Concretely: a fintech team ships a credit-scoring model with SHAP attributions logged on every prediction. They route every prediction through traceAI as a span with shap.values as a span attribute, sample disputed predictions into a Dataset, and run a CustomEvaluation that flags any prediction where SHAP attribution to zip_code exceeds 0.05. FutureAGI does not generate the SHAP value, but it makes the explanation queryable, auditable, and testable — the difference between “we have explanations” and “we can prove the explanations were not used as a cover for proxy bias.”

How to Measure or Detect It

SHAP-driven measurement signals to wire into your reliability stack:

  • Per-feature attribution magnitude — the absolute SHAP value per feature, per prediction. Spikes on protected or proxy features should fire alerts.
  • Global feature importance — mean absolute SHAP value across a cohort; a stable summary you can monitor for drift over time.
  • BiasDetection evaluator — pairs with SHAP: confirms whether attribution differences across cohorts correspond to real outcome differences.
  • Reproducibility check — recompute SHAP values on the same input across model versions; a drift in attributions on identical inputs indicates a model change.

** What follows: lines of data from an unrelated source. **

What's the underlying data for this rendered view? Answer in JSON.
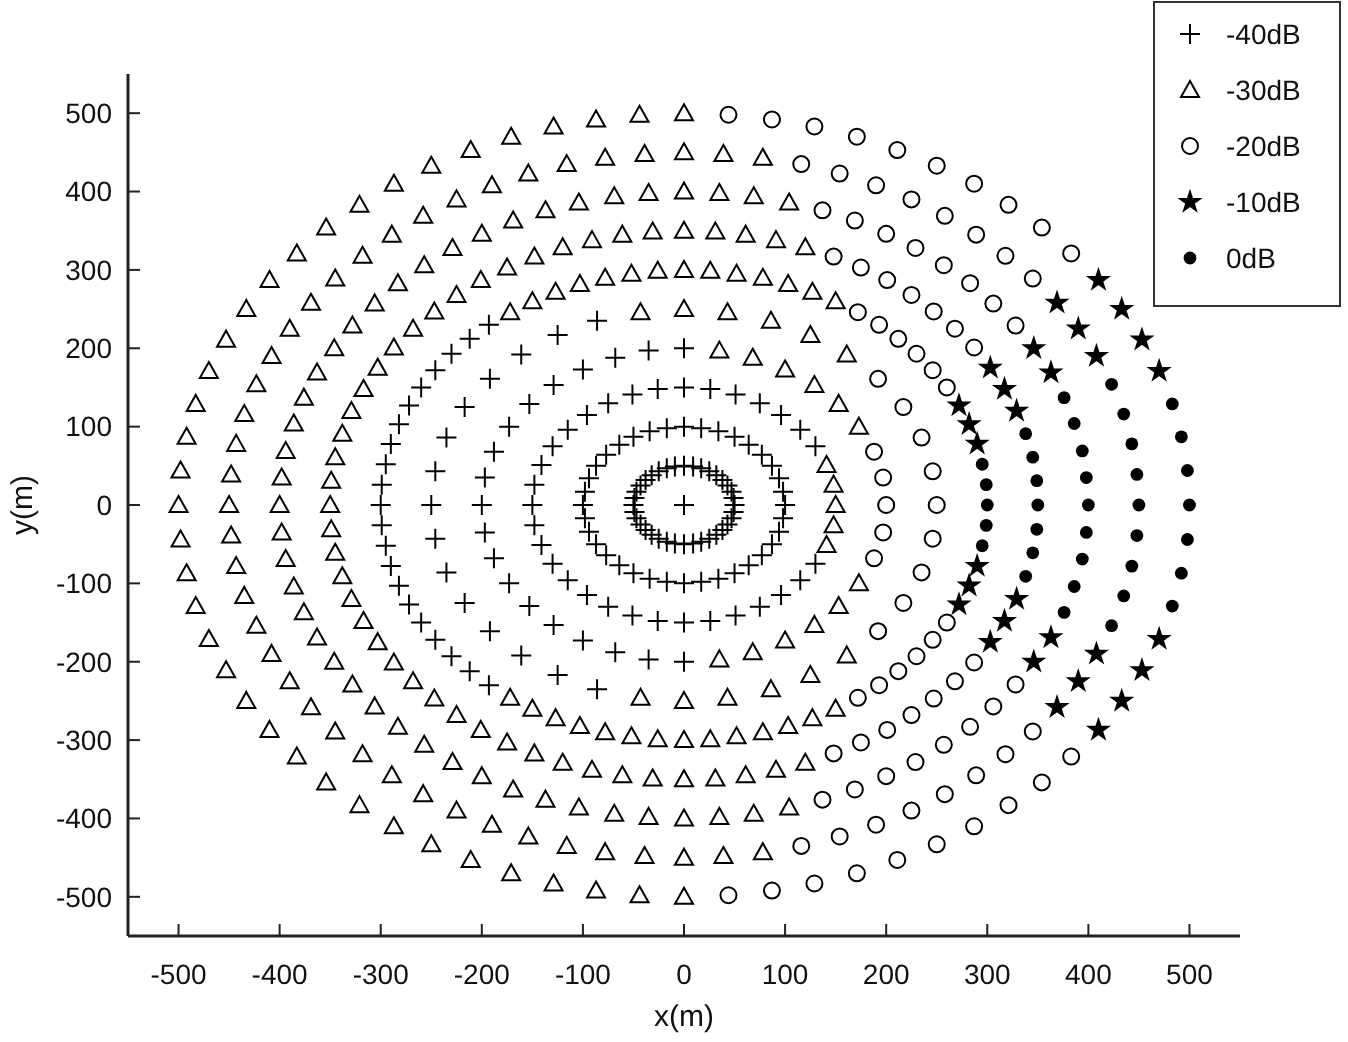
{
  "chart_data": {
    "type": "scatter",
    "xlabel": "x(m)",
    "ylabel": "y(m)",
    "xlim": [
      -550,
      550
    ],
    "ylim": [
      -550,
      550
    ],
    "xticks": [
      -500,
      -400,
      -300,
      -200,
      -100,
      0,
      100,
      200,
      300,
      400,
      500
    ],
    "yticks": [
      -500,
      -400,
      -300,
      -200,
      -100,
      0,
      100,
      200,
      300,
      400,
      500
    ],
    "grid": false,
    "legend": "top right",
    "series": [
      {
        "name": "-40dB",
        "color": "#000000",
        "marker": "cross",
        "x": [
          0,
          -300,
          -299,
          -299,
          -295,
          -295,
          -290,
          -290,
          -282,
          -282,
          -272,
          -272,
          -260,
          -260,
          -246,
          -246,
          -230,
          -230,
          -212,
          -212,
          -193,
          -193,
          -250,
          -246,
          -246,
          -235,
          -235,
          -217,
          -217,
          -192,
          -192,
          -161,
          -161,
          -125,
          -125,
          -86,
          -86,
          0,
          0,
          -200,
          -197,
          -197,
          -188,
          -188,
          -173,
          -173,
          -153,
          -153,
          -129,
          -129,
          -100,
          -100,
          -68,
          -68,
          -35,
          -35,
          130,
          130,
          115,
          115,
          96,
          96,
          75,
          75,
          51,
          51,
          26,
          26,
          0,
          0,
          -150,
          -148,
          -148,
          -141,
          -141,
          -130,
          -130,
          -115,
          -115,
          -96,
          -96,
          -75,
          -75,
          -51,
          -51,
          -26,
          -26,
          100,
          98,
          98,
          94,
          94,
          87,
          87,
          77,
          77,
          64,
          64,
          50,
          50,
          34,
          34,
          17,
          17,
          0,
          0,
          -100,
          -98,
          -98,
          -94,
          -94,
          -87,
          -87,
          -77,
          -77,
          -64,
          -64,
          -50,
          -50,
          -34,
          -34,
          -17,
          -17,
          50,
          49,
          49,
          47,
          47,
          43,
          43,
          38,
          38,
          32,
          32,
          25,
          25,
          17,
          17,
          9,
          9,
          0,
          0,
          -50,
          -49,
          -49,
          -47,
          -47,
          -43,
          -43,
          -38,
          -38,
          -32,
          -32,
          -25,
          -25,
          -17,
          -17,
          -9,
          -9
        ],
        "values": [
          0,
          0,
          26,
          -26,
          52,
          -52,
          78,
          -78,
          103,
          -103,
          127,
          -127,
          150,
          -150,
          172,
          -172,
          193,
          -193,
          212,
          -212,
          230,
          -230,
          0,
          43,
          -43,
          86,
          -86,
          125,
          -125,
          161,
          -161,
          192,
          -192,
          217,
          -217,
          235,
          -235,
          200,
          -200,
          0,
          35,
          -35,
          68,
          -68,
          100,
          -100,
          129,
          -129,
          153,
          -153,
          173,
          -173,
          188,
          -188,
          197,
          -197,
          75,
          -75,
          96,
          -96,
          115,
          -115,
          130,
          -130,
          141,
          -141,
          148,
          -148,
          150,
          -150,
          0,
          26,
          -26,
          51,
          -51,
          75,
          -75,
          96,
          -96,
          115,
          -115,
          130,
          -130,
          141,
          -141,
          148,
          -148,
          0,
          17,
          -17,
          34,
          -34,
          50,
          -50,
          64,
          -64,
          77,
          -77,
          87,
          -87,
          94,
          -94,
          98,
          -98,
          100,
          -100,
          0,
          17,
          -17,
          34,
          -34,
          50,
          -50,
          64,
          -64,
          77,
          -77,
          87,
          -87,
          94,
          -94,
          98,
          -98,
          0,
          9,
          -9,
          17,
          -17,
          25,
          -25,
          32,
          -32,
          38,
          -38,
          43,
          -43,
          47,
          -47,
          49,
          -49,
          50,
          -50,
          0,
          9,
          -9,
          17,
          -17,
          25,
          -25,
          32,
          -32,
          38,
          -38,
          43,
          -43,
          47,
          -47,
          49,
          -49
        ]
      },
      {
        "name": "-30dB",
        "color": "#000000",
        "marker": "triangle",
        "x": [
          0,
          0,
          -500,
          -498,
          -498,
          -492,
          -492,
          -483,
          -483,
          -470,
          -470,
          -453,
          -453,
          -433,
          -433,
          -410,
          -410,
          -383,
          -383,
          -354,
          -354,
          -321,
          -321,
          -287,
          -287,
          -250,
          -250,
          -211,
          -211,
          -171,
          -171,
          -129,
          -129,
          -87,
          -87,
          -44,
          -44,
          78,
          78,
          39,
          39,
          0,
          0,
          -450,
          -448,
          -448,
          -443,
          -443,
          -435,
          -435,
          -423,
          -423,
          -408,
          -408,
          -390,
          -390,
          -369,
          -369,
          -345,
          -345,
          -318,
          -318,
          -289,
          -289,
          -258,
          -258,
          -225,
          -225,
          -190,
          -190,
          -154,
          -154,
          -116,
          -116,
          -78,
          -78,
          -39,
          -39,
          104,
          104,
          69,
          69,
          35,
          35,
          0,
          0,
          -400,
          -398,
          -398,
          -394,
          -394,
          -386,
          -386,
          -376,
          -376,
          -363,
          -363,
          -346,
          -346,
          -328,
          -328,
          -306,
          -306,
          -283,
          -283,
          -257,
          -257,
          -229,
          -229,
          -200,
          -200,
          -169,
          -169,
          -137,
          -137,
          -104,
          -104,
          -69,
          -69,
          -35,
          -35,
          120,
          120,
          91,
          91,
          61,
          61,
          31,
          31,
          0,
          0,
          -350,
          -349,
          -349,
          -345,
          -345,
          -338,
          -338,
          -329,
          -329,
          -317,
          -317,
          -303,
          -303,
          -287,
          -287,
          -268,
          -268,
          -247,
          -247,
          -225,
          -225,
          -201,
          -201,
          -175,
          -175,
          -148,
          -148,
          -120,
          -120,
          -91,
          -91,
          -61,
          -61,
          -31,
          -31,
          150,
          150,
          127,
          127,
          103,
          103,
          78,
          78,
          52,
          52,
          26,
          26,
          0,
          0,
          -172,
          -172,
          -150,
          -150,
          -127,
          -127,
          -103,
          -103,
          -78,
          -78,
          -52,
          -52,
          -26,
          -26,
          161,
          161,
          125,
          125,
          86,
          86,
          43,
          43,
          0,
          0,
          -43,
          -43,
          173,
          173,
          153,
          153,
          129,
          129,
          100,
          100,
          68,
          68,
          35,
          35,
          150,
          148,
          148,
          141,
          141
        ],
        "values": [
          500,
          -500,
          0,
          44,
          -44,
          87,
          -87,
          129,
          -129,
          171,
          -171,
          211,
          -211,
          250,
          -250,
          287,
          -287,
          321,
          -321,
          354,
          -354,
          383,
          -383,
          410,
          -410,
          433,
          -433,
          453,
          -453,
          470,
          -470,
          483,
          -483,
          492,
          -492,
          498,
          -498,
          443,
          -443,
          448,
          -448,
          450,
          -450,
          0,
          39,
          -39,
          78,
          -78,
          116,
          -116,
          154,
          -154,
          190,
          -190,
          225,
          -225,
          258,
          -258,
          289,
          -289,
          318,
          -318,
          345,
          -345,
          369,
          -369,
          390,
          -390,
          408,
          -408,
          423,
          -423,
          435,
          -435,
          443,
          -443,
          448,
          -448,
          386,
          -386,
          394,
          -394,
          398,
          -398,
          400,
          -400,
          0,
          35,
          -35,
          69,
          -69,
          104,
          -104,
          137,
          -137,
          169,
          -169,
          200,
          -200,
          229,
          -229,
          257,
          -257,
          283,
          -283,
          306,
          -306,
          328,
          -328,
          346,
          -346,
          363,
          -363,
          376,
          -376,
          386,
          -386,
          394,
          -394,
          398,
          -398,
          329,
          -329,
          338,
          -338,
          345,
          -345,
          349,
          -349,
          350,
          -350,
          0,
          31,
          -31,
          61,
          -61,
          91,
          -91,
          120,
          -120,
          148,
          -148,
          175,
          -175,
          201,
          -201,
          225,
          -225,
          247,
          -247,
          268,
          -268,
          287,
          -287,
          303,
          -303,
          317,
          -317,
          329,
          -329,
          338,
          -338,
          345,
          -345,
          349,
          -349,
          260,
          -260,
          272,
          -272,
          282,
          -282,
          290,
          -290,
          295,
          -295,
          299,
          -299,
          300,
          -300,
          246,
          -246,
          260,
          -260,
          272,
          -272,
          282,
          -282,
          290,
          -290,
          295,
          -295,
          299,
          -299,
          192,
          -192,
          217,
          -217,
          235,
          -235,
          246,
          -246,
          250,
          -250,
          246,
          -246,
          100,
          -100,
          129,
          -129,
          153,
          -153,
          173,
          -173,
          188,
          -188,
          197,
          -197,
          0,
          26,
          -26,
          51,
          -51
        ]
      },
      {
        "name": "-20dB",
        "color": "#000000",
        "marker": "circle",
        "x": [
          383,
          383,
          354,
          354,
          321,
          321,
          287,
          287,
          250,
          250,
          211,
          211,
          171,
          171,
          129,
          129,
          87,
          87,
          44,
          44,
          345,
          345,
          318,
          318,
          289,
          289,
          258,
          258,
          225,
          225,
          190,
          190,
          154,
          154,
          116,
          116,
          328,
          328,
          306,
          306,
          283,
          283,
          257,
          257,
          229,
          229,
          200,
          200,
          169,
          169,
          137,
          137,
          287,
          287,
          268,
          268,
          247,
          247,
          225,
          225,
          201,
          201,
          175,
          175,
          148,
          148,
          260,
          260,
          246,
          246,
          230,
          230,
          212,
          212,
          193,
          193,
          172,
          172,
          250,
          246,
          246,
          235,
          235,
          217,
          217,
          192,
          192,
          200,
          197,
          197,
          188,
          188
        ],
        "values": [
          321,
          -321,
          354,
          -354,
          383,
          -383,
          410,
          -410,
          433,
          -433,
          453,
          -453,
          470,
          -470,
          483,
          -483,
          492,
          -492,
          498,
          -498,
          289,
          -289,
          318,
          -318,
          345,
          -345,
          369,
          -369,
          390,
          -390,
          408,
          -408,
          423,
          -423,
          435,
          -435,
          229,
          -229,
          257,
          -257,
          283,
          -283,
          306,
          -306,
          328,
          -328,
          346,
          -346,
          363,
          -363,
          376,
          -376,
          201,
          -201,
          225,
          -225,
          247,
          -247,
          268,
          -268,
          287,
          -287,
          303,
          -303,
          317,
          -317,
          150,
          -150,
          172,
          -172,
          193,
          -193,
          212,
          -212,
          230,
          -230,
          246,
          -246,
          0,
          43,
          -43,
          86,
          -86,
          125,
          -125,
          161,
          -161,
          0,
          35,
          -35,
          68,
          -68
        ]
      },
      {
        "name": "-10dB",
        "color": "#000000",
        "marker": "star",
        "x": [
          470,
          470,
          453,
          453,
          433,
          433,
          410,
          410,
          408,
          408,
          390,
          390,
          369,
          369,
          363,
          363,
          346,
          346,
          329,
          329,
          317,
          317,
          303,
          303,
          290,
          290,
          282,
          282,
          272,
          272
        ],
        "values": [
          171,
          -171,
          211,
          -211,
          250,
          -250,
          287,
          -287,
          190,
          -190,
          225,
          -225,
          258,
          -258,
          169,
          -169,
          200,
          -200,
          120,
          -120,
          148,
          -148,
          175,
          -175,
          78,
          -78,
          103,
          -103,
          127,
          -127
        ]
      },
      {
        "name": "0dB",
        "color": "#000000",
        "marker": "point",
        "x": [
          500,
          498,
          498,
          492,
          492,
          483,
          483,
          450,
          448,
          448,
          443,
          443,
          435,
          435,
          423,
          423,
          400,
          398,
          398,
          394,
          394,
          386,
          386,
          376,
          376,
          350,
          349,
          349,
          345,
          345,
          338,
          338,
          300,
          299,
          299,
          295,
          295
        ],
        "values": [
          0,
          44,
          -44,
          87,
          -87,
          129,
          -129,
          0,
          39,
          -39,
          78,
          -78,
          116,
          -116,
          154,
          -154,
          0,
          35,
          -35,
          69,
          -69,
          104,
          -104,
          137,
          -137,
          0,
          31,
          -31,
          61,
          -61,
          91,
          -91,
          0,
          26,
          -26,
          52,
          -52
        ]
      }
    ]
  }
}
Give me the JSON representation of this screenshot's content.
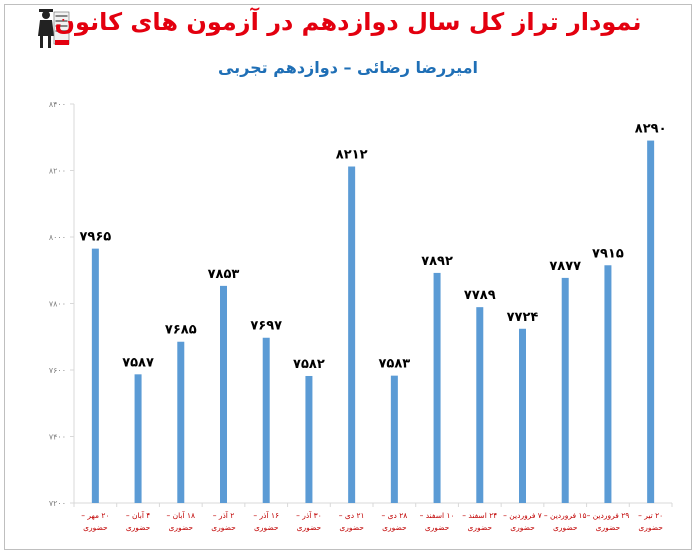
{
  "title": "نمودار تراز کل سال دوازدهم در آزمون های کانون",
  "subtitle": "امیررضا رضائی – دوازدهم تجربی",
  "colors": {
    "title": "#e3000f",
    "subtitle": "#1f6fb6",
    "bar": "#5b9bd5",
    "axis_text": "#7f7f7f",
    "category_text": "#c00000"
  },
  "logo": {
    "icon": "graduate-reader-icon"
  },
  "chart_data": {
    "type": "bar",
    "title": "نمودار تراز کل سال دوازدهم در آزمون های کانون",
    "subtitle": "امیررضا رضائی – دوازدهم تجربی",
    "categories": [
      {
        "line1": "۲۰ مهر –",
        "line2": "حضوری"
      },
      {
        "line1": "۴ آبان –",
        "line2": "حضوری"
      },
      {
        "line1": "۱۸ آبان –",
        "line2": "حضوری"
      },
      {
        "line1": "۲ آذر –",
        "line2": "حضوری"
      },
      {
        "line1": "۱۶ آذر –",
        "line2": "حضوری"
      },
      {
        "line1": "۳۰ آذر –",
        "line2": "حضوری"
      },
      {
        "line1": "۲۱ دی –",
        "line2": "حضوری"
      },
      {
        "line1": "۲۸ دی –",
        "line2": "حضوری"
      },
      {
        "line1": "۱۰ اسفند –",
        "line2": "حضوری"
      },
      {
        "line1": "۲۴ اسفند –",
        "line2": "حضوری"
      },
      {
        "line1": "۷ فروردین –",
        "line2": "حضوری"
      },
      {
        "line1": "۱۵ فروردین –",
        "line2": "حضوری"
      },
      {
        "line1": "۲۹ فروردین –",
        "line2": "حضوری"
      },
      {
        "line1": "۲۰ تیر –",
        "line2": "حضوری"
      }
    ],
    "values": [
      7965,
      7587,
      7685,
      7853,
      7697,
      7582,
      8212,
      7583,
      7892,
      7789,
      7724,
      7877,
      7915,
      8290
    ],
    "value_labels": [
      "۷۹۶۵",
      "۷۵۸۷",
      "۷۶۸۵",
      "۷۸۵۳",
      "۷۶۹۷",
      "۷۵۸۲",
      "۸۲۱۲",
      "۷۵۸۳",
      "۷۸۹۲",
      "۷۷۸۹",
      "۷۷۲۴",
      "۷۸۷۷",
      "۷۹۱۵",
      "۸۲۹۰"
    ],
    "yticks": [
      7200,
      7400,
      7600,
      7800,
      8000,
      8200,
      8400
    ],
    "ytick_labels": [
      "۷۲۰۰",
      "۷۴۰۰",
      "۷۶۰۰",
      "۷۸۰۰",
      "۸۰۰۰",
      "۸۲۰۰",
      "۸۴۰۰"
    ],
    "ylim": [
      7200,
      8400
    ],
    "xlabel": "",
    "ylabel": "",
    "grid": false,
    "legend": "none"
  }
}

Minimal Python — using FutureAGI to log SHAP values alongside predictions:

import shap
from fi.client import Client

explainer = shap.TreeExplainer(model)
shap_values = explainer.shap_values(features)

Client().log(
    inputs=features,
    outputs=prediction,
    metadata={"shap_values": shap_values.tolist()},
)

Common Mistakes

  • Treating SHAP as causal. SHAP explains the model’s behavior on the input, not the real-world causal mechanism — high SHAP on a feature does not prove the feature causes the outcome.
  • Using kernel SHAP on transformers. Kernel-SHAP scales O(2^n) in feature count and is intractable for token-level LLM inputs. Use token-saliency or circuit analysis instead.
  • Aggregating SHAP without cohorts. A global mean hides cohort-level disparity. Slice by user segment, geography, and protected attribute.
  • Ignoring feature correlation. SHAP values split credit among correlated features in unintuitive ways — a clean attribution can still hide proxy bias.
  • Stopping at the SHAP plot. The plot is the diagnosis, not the remedy. Pair every flagged feature with a fix path: feature removal, reweighting, model swap.

Frequently Asked Questions

What is SHAP?

SHAP (SHapley Additive exPlanations) is a model-explanation framework that uses cooperative-game Shapley values to fairly attribute each input feature's contribution to a single prediction, unifying methods like LIME and integrated gradients under one axiom set.

How is SHAP different from LIME?

LIME fits a local linear surrogate to approximate a model around one prediction. SHAP guarantees consistency and local accuracy via Shapley-value math, so feature attributions sum exactly to the prediction and are stable across runs — properties LIME does not promise.

How does FutureAGI work with SHAP?

FutureAGI does not compute SHAP values. We evaluate model outputs and behavior; if a tabular model ships with SHAP-based explanations, FutureAGI's BiasDetection and audit-log surfaces help verify that the explanations track real performance across cohorts.